Patricia Hartland

Patricia Hartland

Photo courtesy of Patricia Hartland

Bio

Patricia [“trish”] Hartland is a poet, translator (from French, Haitian + Martinican Creole, Hindi, Urdu), and soundmaker. Currently a PhD student of comparative literature at UMass Amherst, Hartland has received MFAs from the Iowa Translation Workshop—where she served as editor for Exchanges Literary Journal and was the Provost’s Outreach & Engagement Fellow—and the University of Notre Dame’s Creative Writing Program, where she facilitated creative writing courses. With a particular interest in hybrid/multilingual texts, their poetry, videopoems, and translations have appeared in an array of journals; these most recently include Vestiges, Deluge, Black Warrior Review, and World Literature Today. With Hodna Bentali Gharsallah Nuernberg, Hartland co-translated Raphaël Confiant’s Madam St. Clair, Queen of Harlem. Translations of Monchoachi’s poetry collections are forthcoming with Ugly Duckling Presse and The Operating System.

Project Description

To support the translation from the French and Martinican Creole of the poetry collection LIBERAMERICA by Monchoachi. Monchoachi (b. 1946), the pen name of André Pierre-Louis, is considered a trailblazer of Martinican literature and is the recipient of numerous awards, including the Prix Carbet de la Caraïbe, the Prix Max Jacob, and the Prix du Conseil International d'Études Francophones. LIBERAMERICA is the first volume of an ongoing volume, ‘MISTRY. This volume is a reimagining of the history of the Americas, evoking myth, magic, and ritual. While considered one of the most pre-eminent Martinican writers of his generation, a book-length collection of his work has not yet appeared in English.

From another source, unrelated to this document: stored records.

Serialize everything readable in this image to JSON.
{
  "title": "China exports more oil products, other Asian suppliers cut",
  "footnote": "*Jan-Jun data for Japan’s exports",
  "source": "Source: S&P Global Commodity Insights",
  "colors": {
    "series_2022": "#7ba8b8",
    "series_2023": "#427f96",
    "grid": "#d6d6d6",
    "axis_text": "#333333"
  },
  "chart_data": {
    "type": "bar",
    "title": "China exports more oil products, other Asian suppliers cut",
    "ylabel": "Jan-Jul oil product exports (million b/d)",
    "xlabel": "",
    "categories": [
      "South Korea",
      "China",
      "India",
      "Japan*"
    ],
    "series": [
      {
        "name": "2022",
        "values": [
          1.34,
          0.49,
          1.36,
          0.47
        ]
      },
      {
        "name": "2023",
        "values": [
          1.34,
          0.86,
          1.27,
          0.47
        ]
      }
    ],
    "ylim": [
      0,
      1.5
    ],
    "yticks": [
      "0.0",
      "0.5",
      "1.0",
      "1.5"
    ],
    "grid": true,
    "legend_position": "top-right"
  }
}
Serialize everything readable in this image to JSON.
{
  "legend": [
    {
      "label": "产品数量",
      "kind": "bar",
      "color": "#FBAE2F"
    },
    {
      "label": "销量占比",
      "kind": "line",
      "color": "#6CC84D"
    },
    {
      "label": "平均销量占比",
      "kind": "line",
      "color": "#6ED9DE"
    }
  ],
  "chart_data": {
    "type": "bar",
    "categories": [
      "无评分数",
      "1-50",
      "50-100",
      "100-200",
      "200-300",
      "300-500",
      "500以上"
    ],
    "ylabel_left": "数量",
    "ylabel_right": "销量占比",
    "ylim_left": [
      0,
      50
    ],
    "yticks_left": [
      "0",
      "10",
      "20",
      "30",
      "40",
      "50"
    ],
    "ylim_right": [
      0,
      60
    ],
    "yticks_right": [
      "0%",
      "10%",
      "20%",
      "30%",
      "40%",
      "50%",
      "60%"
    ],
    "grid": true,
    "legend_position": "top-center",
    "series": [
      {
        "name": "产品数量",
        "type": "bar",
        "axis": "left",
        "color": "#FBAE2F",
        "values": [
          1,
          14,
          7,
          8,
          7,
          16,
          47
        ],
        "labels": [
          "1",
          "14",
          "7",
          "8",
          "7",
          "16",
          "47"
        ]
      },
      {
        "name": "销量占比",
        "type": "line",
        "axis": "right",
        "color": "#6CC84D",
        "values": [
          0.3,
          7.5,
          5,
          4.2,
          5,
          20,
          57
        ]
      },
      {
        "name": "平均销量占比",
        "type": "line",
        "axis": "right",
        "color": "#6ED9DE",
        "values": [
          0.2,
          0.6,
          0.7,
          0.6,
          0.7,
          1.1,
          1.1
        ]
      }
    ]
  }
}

Receiving a National Endowment for the Arts Fellowship in Literary Translation is a profound honor, one that will have an absolutely transformational impact on my work with Monchoachi and beyond. I am exceedingly grateful, most of all for the gift of time and focus afforded by this fellowship, but also for the valorizing gesture of this gift; that this project has been acknowledged as deserving of time and effort vivifies the sometimes-lonely moments. To be a translator is to be at once a poet, editor, publicity agent, spokesperson, and researcher—a seemingly indomitable and overwhelming task. It is for the love of becoming, for what can become, at the meeting waters of language invoked by translation that we persevere in this task, that we seek to touch our words to those of others until, together, they generate spaces that extend beyond what might have once been limitation, or border, or cliff edge. Thank you for the opportunity to inch ever-closer to the abyssal sublime!